= Cho-Den-O series =

Kamen Rider Den-O's Super Climax Form premiered in the first of the "Cho-Den-O" movies.

The "Cho-Den-O" series (「超・電王」シリーズ, "Chō-Den'ō" Shirīzu) is a Japanese multimedia franchise featuring the cast and characters of the popular Kamen Rider Series Kamen Rider Den-O and its films.

==History==
Kamen Rider Den-O was the seventeenth installment of the Kamen Rider series and the eighth during the Heisei period run of the series, a joint production between Toei Company, TV Asahi, and the late Shotaro Ishinomori's production company Ishimori Productions. Its first film, Kamen Rider Den-O: I'm Born! opened in Japanese theaters on August 4, 2007. In its opening weekend, the movie came in 4th place and was the highest selling Japanese production of the week.

Later in 2007, Toei had announced that they were in production for a V-Cinema release for Den-O coupled with Kamen Rider Kiva, but this was later changed to be a direct, albeit limited, theatrical release entitled Kamen Rider Den-O & Kiva: Climax Deka. In its opening weekend, April 12, 2008, Climax Deka took the top spot at the Japanese box offices, unseating the Japanese release of Cloverfield. In the end, it grossed 730 million yen, over double the normal revenue for a Kamen Rider film.

Later in 2008, another press release from Toei announced that there was to be a third film for Den-O entitled, Saraba Kamen Rider Den-O: Final Countdown. Having a third film was the first for any of the Heisei Kamen Rider television series, a fact that Takeru Satoh, who had played the lead role of Ryotaro Nogami in the television series, attributes to Den-O's comedic timing. Eventually this was originally considered to be the last appearance of Den O. However because of its rising popularity, Toei Company announced on January 29, 2009, that there would be a fourth film for Den-O, and that it was in production as of January 29, 2009. The film was scheduled to be released in April 2009. On February 9, 2009, Toei revealed that this film was to be the first in the Cho-Den-O series. and that the film would feature the cast and characters of I'm Born!, Final Countdown, Kiva, and Kamen Rider Decade.
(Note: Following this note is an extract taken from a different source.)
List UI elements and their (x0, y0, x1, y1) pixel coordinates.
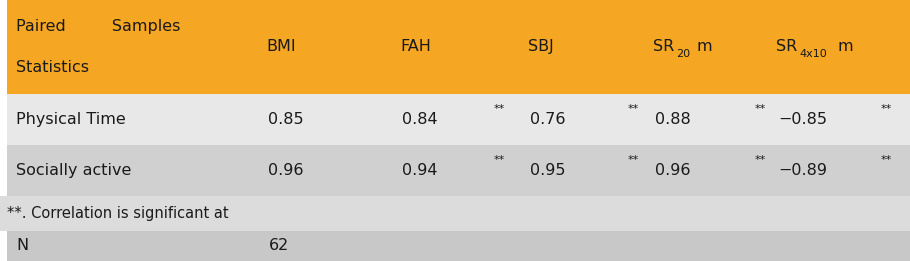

==The Onigashima Warship==

The first film in the Cho-Den-O series is titled Cho Kamen Rider Den-O & Decade Neo Generations the Movie: The Onigashima Warship (劇場版 超・仮面ライダー電王&ディケイド NEOジェネレーションズ 鬼ヶ島の戦艦, Gekijōban Chō Kamen Raidā Den'ō Ando Dikeido Neo Jenerēshonzu Onigashima no Senkan) released on May 1, 2009. The film features the return of the Tarōs, Deneb, and Sieg, along with New Den-O from Final Countdown, Jiro, Ramon, and Riki of Kiva, and Tsukasa and Natsumi of Decade. The film also introduces Akina Minami portraying a bushi woman named Toki (トキ). The movie also marks the debut of Kamen Rider Cho-Den-O (仮面ライダー超電王, Kamen Raidā Chō Den'ō), also called Super Climax Form (超クライマックスフォーム, Chō Kuraimakkusu Fōmu), which appears as a variation of Den-O's Climax Form incorporating Wing Form's mask as wings.

==Cho-Den-O Trilogy==

Kamen Rider × Kamen Rider × Kamen Rider The Movie: Cho-Den-O Trilogy (仮面ライダー×仮面ライダー×仮面ライダー THE MOVIE 超・電王トリロジー, Kamen Raidā × Kamen Raidā × Kamen Raidā Za Mūbī Chō Den'ō Torirojī) is the name given to a series of three films released in a four-week period between May 22 and June 19, 2010. The films, Episode Red, Blue, and Yellow, each focus on a different Kamen Rider in the extended Cho-Den-O storyline: Zeronos, New Den-O, and Diend of Decade. The trilogy was originally posted as a rumor on Futaba Channel as a single film titled Shu Kamen Rider Den-O The Movie Last Stop: The Climax is Eternal (劇場版 終仮面ライダー電王 終着点 クライマックスよ永遠に, Gekijōban Shū Kamen Raidā Den'ō Shūchakuten Kuraimakkusu yo Eien ni), however the April issue of Televi-kun confirmed the Cho-Den-O Trilogy title.